Current Position: Governor of New Mexico
Former Positions of Importance:
- Congressman from New Mexico, 1983-1997
- Ambassador to the United Nations, 1997-1998
- Secretary of Energy, 1998-2001
Pros: Richardson represents a nice middle ground between Obama's relative inexperience and the kind of stultified Washington insider against which the campaign has been crusading. Ol' Resume Richardson first came to Washington in 1983 as a representative from New Mexico's 3rd district. Before he left in 2001, he occupied a variety of positions that gave him a wide range of foreign and domestic policy experience. With energy policy a crucial issue in the campaign, his tenure at the Department of Energy is of particular importance.
But Richardson is a "young" 61, and he doesn't project the image of a crusty politico. As a VP candidate, he could help assuage fears over Obama's inexperience without coming off as a betrayal of the presidential candidate's message of change.
Politically, Richardson could exert influence in a state that, if recent history is any indication, could be quite close. Al Gore won New Mexico in 2000 by roughly 300 votes, while President Bush pulled the state in 2004 by less than 6,000 votes. He also hails from a Mountain West region that the Obama campaign feels could be swayed into the Democratic camp. (Not Utah so much as Colorado, to be sure)

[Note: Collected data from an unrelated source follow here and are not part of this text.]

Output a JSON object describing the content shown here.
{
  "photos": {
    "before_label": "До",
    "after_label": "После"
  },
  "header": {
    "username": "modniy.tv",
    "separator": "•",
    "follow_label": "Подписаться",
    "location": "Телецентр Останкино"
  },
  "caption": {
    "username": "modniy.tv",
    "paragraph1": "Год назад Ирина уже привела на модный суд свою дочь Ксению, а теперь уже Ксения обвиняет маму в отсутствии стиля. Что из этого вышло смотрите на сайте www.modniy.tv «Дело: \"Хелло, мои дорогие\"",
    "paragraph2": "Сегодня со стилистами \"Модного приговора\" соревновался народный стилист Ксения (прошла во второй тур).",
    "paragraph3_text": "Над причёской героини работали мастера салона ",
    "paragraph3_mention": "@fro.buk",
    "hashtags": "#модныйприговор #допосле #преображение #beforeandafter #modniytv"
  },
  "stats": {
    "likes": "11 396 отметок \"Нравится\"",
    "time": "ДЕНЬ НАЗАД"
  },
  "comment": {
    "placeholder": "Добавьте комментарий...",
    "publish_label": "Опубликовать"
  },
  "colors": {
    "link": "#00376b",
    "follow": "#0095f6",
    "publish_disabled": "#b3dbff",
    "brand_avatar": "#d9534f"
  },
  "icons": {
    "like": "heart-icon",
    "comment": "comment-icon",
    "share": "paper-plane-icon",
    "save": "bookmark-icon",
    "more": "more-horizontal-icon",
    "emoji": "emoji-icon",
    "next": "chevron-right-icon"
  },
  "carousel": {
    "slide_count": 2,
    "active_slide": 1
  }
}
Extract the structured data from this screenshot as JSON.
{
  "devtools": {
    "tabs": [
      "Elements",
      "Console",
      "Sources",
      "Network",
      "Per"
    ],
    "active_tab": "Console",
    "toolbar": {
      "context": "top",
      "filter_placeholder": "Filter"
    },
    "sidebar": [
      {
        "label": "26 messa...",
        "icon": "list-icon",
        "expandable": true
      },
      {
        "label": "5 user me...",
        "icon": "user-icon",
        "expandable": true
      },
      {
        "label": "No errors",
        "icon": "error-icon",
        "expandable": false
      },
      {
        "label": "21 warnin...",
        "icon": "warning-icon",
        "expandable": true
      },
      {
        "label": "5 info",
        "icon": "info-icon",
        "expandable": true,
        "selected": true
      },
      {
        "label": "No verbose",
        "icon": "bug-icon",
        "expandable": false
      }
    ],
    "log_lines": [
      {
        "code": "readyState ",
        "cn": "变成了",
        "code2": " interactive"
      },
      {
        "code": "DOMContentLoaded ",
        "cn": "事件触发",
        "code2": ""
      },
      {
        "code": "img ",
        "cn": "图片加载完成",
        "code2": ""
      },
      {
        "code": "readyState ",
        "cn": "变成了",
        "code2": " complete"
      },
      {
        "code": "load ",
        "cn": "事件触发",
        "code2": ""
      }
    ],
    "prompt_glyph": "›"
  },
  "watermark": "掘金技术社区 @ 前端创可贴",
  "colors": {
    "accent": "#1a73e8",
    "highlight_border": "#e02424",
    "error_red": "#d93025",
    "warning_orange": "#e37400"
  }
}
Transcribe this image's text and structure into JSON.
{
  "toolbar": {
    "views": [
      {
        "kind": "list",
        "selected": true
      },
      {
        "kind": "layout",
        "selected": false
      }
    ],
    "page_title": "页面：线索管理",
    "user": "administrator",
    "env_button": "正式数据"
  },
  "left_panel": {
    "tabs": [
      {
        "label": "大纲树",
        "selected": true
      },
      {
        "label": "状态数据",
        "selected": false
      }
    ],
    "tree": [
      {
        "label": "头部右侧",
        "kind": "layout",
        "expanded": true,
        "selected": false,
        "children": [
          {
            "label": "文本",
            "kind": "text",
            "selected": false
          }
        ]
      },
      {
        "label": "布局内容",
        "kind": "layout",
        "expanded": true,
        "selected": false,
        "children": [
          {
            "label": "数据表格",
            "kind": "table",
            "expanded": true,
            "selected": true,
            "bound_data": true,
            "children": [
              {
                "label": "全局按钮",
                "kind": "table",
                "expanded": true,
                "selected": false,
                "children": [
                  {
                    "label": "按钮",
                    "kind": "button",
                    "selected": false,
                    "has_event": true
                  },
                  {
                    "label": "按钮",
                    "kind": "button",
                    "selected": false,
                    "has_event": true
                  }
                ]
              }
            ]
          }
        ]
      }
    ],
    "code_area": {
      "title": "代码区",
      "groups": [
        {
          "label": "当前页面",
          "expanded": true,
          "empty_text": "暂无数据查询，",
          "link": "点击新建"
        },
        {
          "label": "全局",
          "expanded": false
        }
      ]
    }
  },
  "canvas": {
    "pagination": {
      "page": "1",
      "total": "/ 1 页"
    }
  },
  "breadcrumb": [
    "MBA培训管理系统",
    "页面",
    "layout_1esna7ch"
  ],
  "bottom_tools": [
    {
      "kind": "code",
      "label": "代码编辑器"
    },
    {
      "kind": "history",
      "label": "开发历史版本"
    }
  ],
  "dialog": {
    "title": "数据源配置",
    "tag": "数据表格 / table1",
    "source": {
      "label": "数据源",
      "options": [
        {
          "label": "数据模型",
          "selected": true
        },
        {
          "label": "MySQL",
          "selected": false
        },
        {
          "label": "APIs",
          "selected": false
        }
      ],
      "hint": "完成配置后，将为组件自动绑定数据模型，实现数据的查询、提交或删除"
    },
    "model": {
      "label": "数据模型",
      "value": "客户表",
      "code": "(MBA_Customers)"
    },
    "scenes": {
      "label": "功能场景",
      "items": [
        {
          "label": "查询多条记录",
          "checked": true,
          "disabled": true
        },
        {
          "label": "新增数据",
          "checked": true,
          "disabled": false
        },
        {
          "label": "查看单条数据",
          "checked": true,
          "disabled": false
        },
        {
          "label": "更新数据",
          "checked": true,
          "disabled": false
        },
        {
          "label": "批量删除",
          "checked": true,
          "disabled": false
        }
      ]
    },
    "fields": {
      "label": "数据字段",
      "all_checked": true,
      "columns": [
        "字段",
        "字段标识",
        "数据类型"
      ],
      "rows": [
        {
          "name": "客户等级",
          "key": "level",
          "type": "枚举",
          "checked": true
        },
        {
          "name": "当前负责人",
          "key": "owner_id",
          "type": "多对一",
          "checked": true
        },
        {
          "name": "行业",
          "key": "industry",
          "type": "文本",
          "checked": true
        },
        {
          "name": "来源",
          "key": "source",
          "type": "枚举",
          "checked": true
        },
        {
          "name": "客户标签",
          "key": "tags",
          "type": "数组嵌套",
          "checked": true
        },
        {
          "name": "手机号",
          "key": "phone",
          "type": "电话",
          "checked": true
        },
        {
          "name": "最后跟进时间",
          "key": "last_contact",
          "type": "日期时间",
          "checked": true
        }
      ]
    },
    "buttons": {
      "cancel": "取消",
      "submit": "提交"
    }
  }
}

Hispanic voters went in large numbers for Hillary Clinton during the primaries, and might well look on John McCain as an acceptable Republican option. Richardson, who has an extensive Hispanic heritage and grew up in Mexico City, could help there.
Cons: Despite all that experience, Richardson never caught on with Democratic voters. You can blame part of that on bad timing; in hindsight, it's hard to imagine any candidate being able to overcome the Clinton machine AND the Obama movement. Still, Richardson won't energize or inspire any voters.
I wonder if Richardson will actually convince anyone afraid of Obama's thin resume to vote for the man. And it would remain a complicated dance for Obama, who'd have to point to Richardson's experience without giving the impression that he'd be the one making decisions in the event of a 3:00 am foreign crisis.
And while Richardson likes to talk about his time at the Department of Energy, it was hardly a brilliant tenure. Certainly there were no dramatic breakthroughs in the field of alternative energy, though it's hard to expect such things during any given three-year span. But the department was racked with scandals when he was secretary. With McCain desperate to make this election about national security, Republicans will be thrilled to connect the word "espionage" with the Obama campaign.
The political advantages to a Richardson candidacy are debatable. I still question to what extent voters are swayed by a vice presidential nominee, and I certainly question whether voters in a given region will choose a president because the number two guy happens to be from their general area. And even if we granted the premise that Richardson could help deliver New Mexico, that's only five electoral votes. Not nothing in a potentially close election, but hardly a total that cries out "Pick me!"
VERDICT: I still think Richardson remains the odds-on favorite. He's a known quantity and doesn't excite the imagination; as such, there's always the potential a more exciting prospect could rocket up the lists. But Obama's got the charisma thing covered; there's no need for another jolt of hope on the ticket. The campaign could get good use out of Richardson by sending him to Hispanic voters in New Mexico and Colorado.